I AM A TWO DIGIT NUMBER LESS THAN 50. IF YOU PUT ME IN GROUPS OF 7, THEN THERE ARE 2 LEFT OVER. THE SUM OF MY DIGITS IS 8. WHO AM I ?
To find the two-digit number that satisfies the given conditions, we can use a systematic approach and try different numbers until we find one that matches all the criteria.
Let's start by listing all the two-digit numbers less than 50 and examining their properties.
10, 11, 12, 13, 14, 15, 16, 17, 18, 19, 20, 21, 22, 23, 24, 25, 26, 27, 28, 29, 30, 31, 32, 33, 34, 35, 36, 37, 38, 39, 40, 41, 42, 43, 44, 45, 46, 47, 48, 49
To determine if a number can be divided into groups of 7 with 2 left over, we need to check if the number is congruent to 2 modulo 7 (i.e., leaves a remainder of 2 when divided by 7). Let's filter out numbers that do not satisfy this condition:
11, 18, 25, 32, 39, 46
Next, we need to find the numbers for which the sum of the digits is 8. Let's examine each of the remaining numbers:
11 is not a valid option as the sum of its digits is 1 + 1 = 2.

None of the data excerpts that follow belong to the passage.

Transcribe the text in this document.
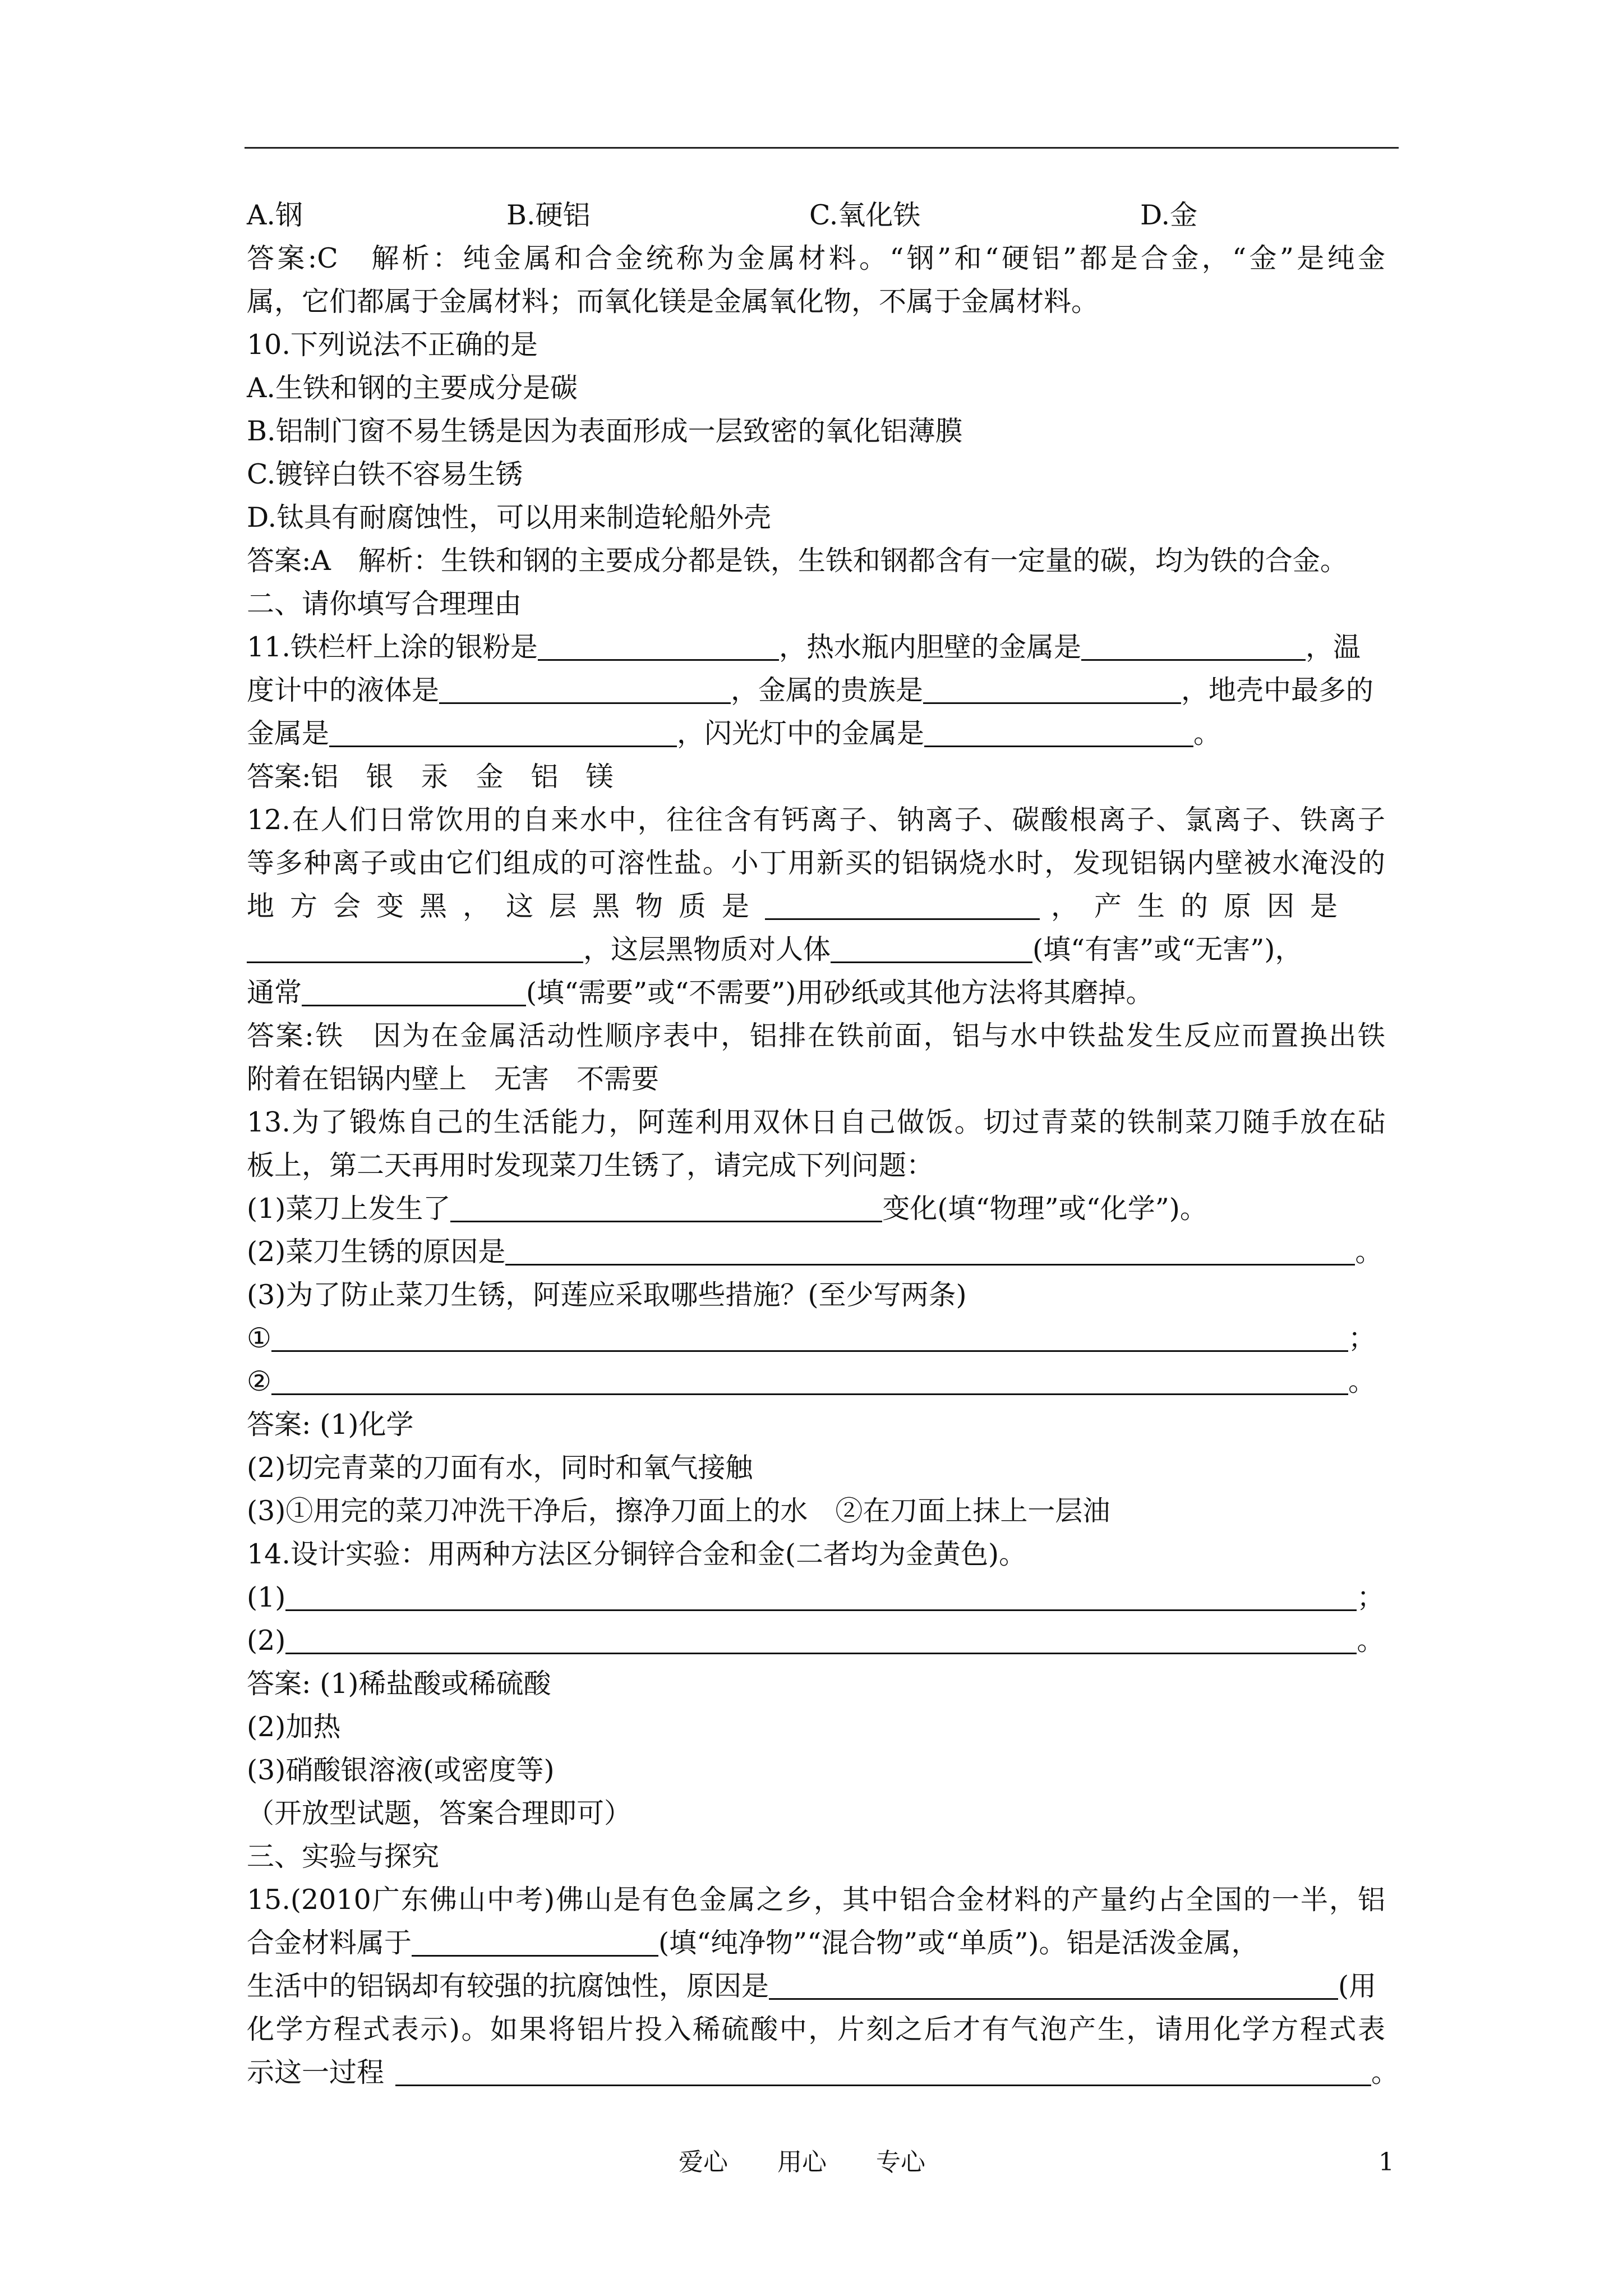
A.钢	B.硬铝	C.氧化铁	D.金
答案:C　解析：纯金属和合金统称为金属材料。“钢”和“硬铝”都是合金，“金”是纯金
属，它们都属于金属材料；而氧化镁是金属氧化物，不属于金属材料。
10.下列说法不正确的是
A.生铁和钢的主要成分是碳
B.铝制门窗不易生锈是因为表面形成一层致密的氧化铝薄膜
C.镀锌白铁不容易生锈
D.钛具有耐腐蚀性，可以用来制造轮船外壳
答案:A　解析：生铁和钢的主要成分都是铁，生铁和钢都含有一定量的碳，均为铁的合金。
二、请你填写合理理由
11.铁栏杆上涂的银粉是	，热水瓶内胆壁的金属是	，温
度计中的液体是	，金属的贵族是	，地壳中最多的
金属是	，闪光灯中的金属是	。
答案:铝　银　汞　金　铝　镁
12.在人们日常饮用的自来水中，往往含有钙离子、钠离子、碳酸根离子、氯离子、铁离子
等多种离子或由它们组成的可溶性盐。小丁用新买的铝锅烧水时，发现铝锅内壁被水淹没的
地方会变黑，这层黑物质是	，产生的原因是
，这层黑物质对人体	(填“有害”或“无害”)，
通常	(填“需要”或“不需要”)用砂纸或其他方法将其磨掉。
答案:铁　因为在金属活动性顺序表中，铝排在铁前面，铝与水中铁盐发生反应而置换出铁
附着在铝锅内壁上　无害　不需要
13.为了锻炼自己的生活能力，阿莲利用双休日自己做饭。切过青菜的铁制菜刀随手放在砧
板上，第二天再用时发现菜刀生锈了，请完成下列问题：
(1)菜刀上发生了	变化(填“物理”或“化学”)。
(2)菜刀生锈的原因是	。
(3)为了防止菜刀生锈，阿莲应采取哪些措施？(至少写两条)
①	；
②	。
答案: (1)化学
(2)切完青菜的刀面有水，同时和氧气接触
(3)①用完的菜刀冲洗干净后，擦净刀面上的水　②在刀面上抹上一层油
14.设计实验：用两种方法区分铜锌合金和金(二者均为金黄色)。
(1)	；
(2)	。
答案: (1)稀盐酸或稀硫酸
(2)加热
(3)硝酸银溶液(或密度等)
（开放型试题，答案合理即可）
三、实验与探究
15.(2010广东佛山中考)佛山是有色金属之乡，其中铝合金材料的产量约占全国的一半，铝
合金材料属于	(填“纯净物”“混合物”或“单质”)。铝是活泼金属，
生活中的铝锅却有较强的抗腐蚀性，原因是	(用
化学方程式表示)。如果将铝片投入稀硫酸中，片刻之后才有气泡产生，请用化学方程式表
示这一过程	。
爱心　　用心　　专心	1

18 is a valid option as the sum of its digits is 1 + 8 = 9.
25 is not a valid option as the sum of its digits is 2 + 5 = 7.
32 is not a valid option as the sum of its digits is 3 + 2 = 5.
39 is not a valid option as the sum of its digits is 3 + 9 = 12.
46 is not a valid option as the sum of its digits is 4 + 6 = 10.
From this analysis, we can conclude that the only two-digit number that satisfies all the conditions (less than 50, leaves a remainder of 2 when divided by 7, and has a sum of digits equal to 8) is 18.
Therefore, the answer to the riddle is 18.